The United States owns way, way more guns per capita than the rest of the world. And the best research on gun violence suggests that’s probably contributing to our homicide problem — as exemplified by Wednesday’s horrific shooting at Marjory Stoneman Douglas High School in Florida.
Here’s a map of firearm ownership around the world, using 2012 data compiled by the Guardian. The United States has nearly twice as many guns per 100 people as the next closest country, Yemen — 88.8 guns per 100 as opposed to 54.8 in Yemen:
Now, gun ownership doesn’t translate directly to more homicides. For instance, the United States has more than 12 times as many guns per person as Honduras, but the 2012 US gun homicide rate per 100,000 people (2.97) was 1/22 of Honduras’s (68.43). That’s because while guns make murder easier, internal instability or weak governance, or especially a recent history of internal conflict, can also contribute to this sort of violence.
But when you compare the United States with nations like Britain and Japan, it becomes clear that firearm ownership contributes to America’s murder problem. The American firearm homicide rate is about 20 times the average among Organization for Economic Cooperation and Development countries (excluding Mexico).
“More guns are associated with more homicides across industrialized countries”
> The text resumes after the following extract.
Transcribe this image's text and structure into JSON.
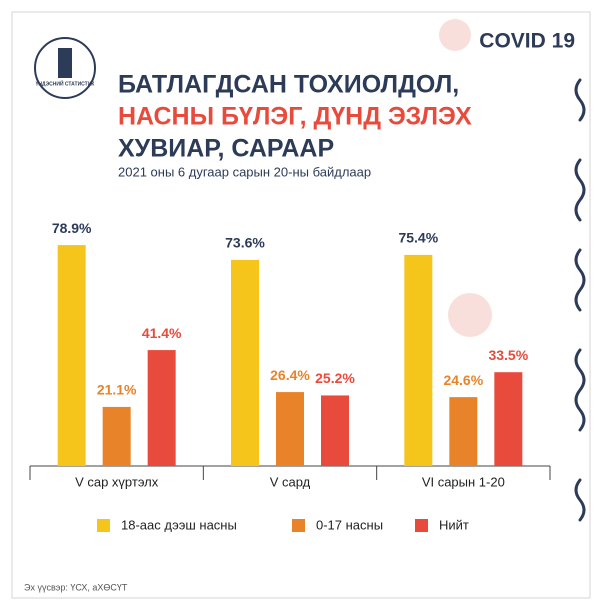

Harvard researchers Daniel Hemenway and Matthew Miller examined 26 developed countries and checked whether gun ownership correlated with murder rates. They found that “a highly significant positive correlation between total homicide rates and both proxies for gun availability.” They also didn’t find much evidence that a higher rate of gun murders led to lower rates of other kinds of murder (i.e., stabbings).